India’s stock market capitalisation exceeds $1 trillion. The depth and breadth of its financial and capital markets, which permit market-based efficient intermediation between savings and investments, are among India’s most important competitive strengths. That the board of trustees of India’s largest NBFI consciously refuses to utilise this competitive strength is astonishing. Even more astonishing is the argument made by trade union members of the board that such refusal is in the interest of the workers and the country. [DNA India]


  1. Yes, The Indian govt. has to reformed from top to bottom. Same thing applies to administration, judiciary, police.
    EPFO is white elephant, everybody knows that.
    Nothing new here. Move on.

    Comment by Anonymous — August 22, 2007 @ 10:36 am

  2. Folks,

    Please provide your insights on the topic rather than just posting a link.

    Secondly, quoting such a huge amount of text from article can’t be called fair use.

    Comment by Shashi — August 22, 2007 @ 12:11 pm

  3. Shashi,

    I suppose a good blog offers a balance of content—original insights plus links/extracts to relevant writing out there.

    While what is “fair use” and what is not is not defined objectively, this extract has been published with the consent of the authors, and due attribution to the publication. Thanks for raising this though.

    Comment by Nitin — August 22, 2007 @ 12:30 pm

  4. Shashi, I have Greg Mankiw’s blog, the Becker-Posner blog, all economic blogs with a mix of borrowed content and original writing. While I agree we should have a mix, going by the evidence of various well-rated and respected blogs, posting published comment from elsewhere is considered acceptable. I think I agree with Nitin that we have not defined “fair use”.

    Comment by little Ram — August 22, 2007 @ 8:51 pm

  5. One possible way of making EPF more beneficial to Aam Admi is graudally decrease the percentage contribution as one moves upwards on the salary ladder or have graded interest rates.

    Comment by Anshul — August 25, 2007 @ 8:36 pm

  6. Hi Folks,

    I am Ram Chirayath, I was working in WIPRO BPO and left it after 12 months of my tenure, can anybody help me with my query, it goes below…

    1)) I was deducted with PF of RS . 300 P/M for 11 months, will the company contribute the same amount, and I have filled the withdrawal form and submitted to Pf office within how many months I should get the amount credited to my account, it was july 1st I had submitted the form to PF office and how much amount I should get…

    2))Also, can I use the same PF No.. in the new office…
    OR i have to subscribe for a new account in the new office??

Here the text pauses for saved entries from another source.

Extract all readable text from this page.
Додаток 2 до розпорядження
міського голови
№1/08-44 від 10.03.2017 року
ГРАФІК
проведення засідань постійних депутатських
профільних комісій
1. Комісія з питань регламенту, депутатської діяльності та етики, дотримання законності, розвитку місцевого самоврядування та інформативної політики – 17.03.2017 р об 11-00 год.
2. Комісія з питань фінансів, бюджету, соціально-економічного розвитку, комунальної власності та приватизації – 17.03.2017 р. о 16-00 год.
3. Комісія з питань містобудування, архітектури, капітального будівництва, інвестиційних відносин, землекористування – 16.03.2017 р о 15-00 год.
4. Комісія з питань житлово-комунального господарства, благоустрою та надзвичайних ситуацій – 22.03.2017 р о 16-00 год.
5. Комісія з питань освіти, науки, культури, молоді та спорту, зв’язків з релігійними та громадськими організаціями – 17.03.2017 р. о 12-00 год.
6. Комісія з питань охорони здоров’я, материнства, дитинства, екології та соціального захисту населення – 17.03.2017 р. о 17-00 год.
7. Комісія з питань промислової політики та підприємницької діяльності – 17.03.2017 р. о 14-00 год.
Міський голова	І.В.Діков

    Please folks help me with the query, please mail the solution to

    Thanks and regards
    Ram Chiraytath.S

    Comment by Ram — July 26, 2008 @ 3:12 pm

  7. Goodluck in getting your EPF money.

    Last year I went to help my family to get my deceased FIL’s PF.
    I was appauled by the service.It was like asking for free money.I cant imagine one needs to beg for months to their own money and not to mention treated like ***t.

    We gave up and let them have the money as we dont have the capacity to get the system to work. system.


    God save India – I pray.

    Comment by galicula — August 1, 2008 @ 5:16 am

  8. @ Galicula,

    NOBODY can touch your FIl’s or anybody’s PF money. Thats 100% safe. I am sure you would have tried all ways. But did you apply to the Regional PF commissioner of the relevant area? He/she should be able to help you in withdrawing the same.
    My experience with the Regional PFC has been overall positive inspite of small hiccups in between. Generally it takes time to prove the bonafide but once done, the balance is electronically transferred to your bank account.

    Comment by Curious — August 2, 2008 @ 10:55 am

  9. I have deposited my PF withdrwal form after 2 months I resigned from my previous firm in Delhi.
    Till today ( 08 months Now ) I have not yet heard from them.
    This was in DELHI , now I am in Chennai , and here I have seen people getting their PF back in two-three months and they can access the a/c on the website and check the feedback.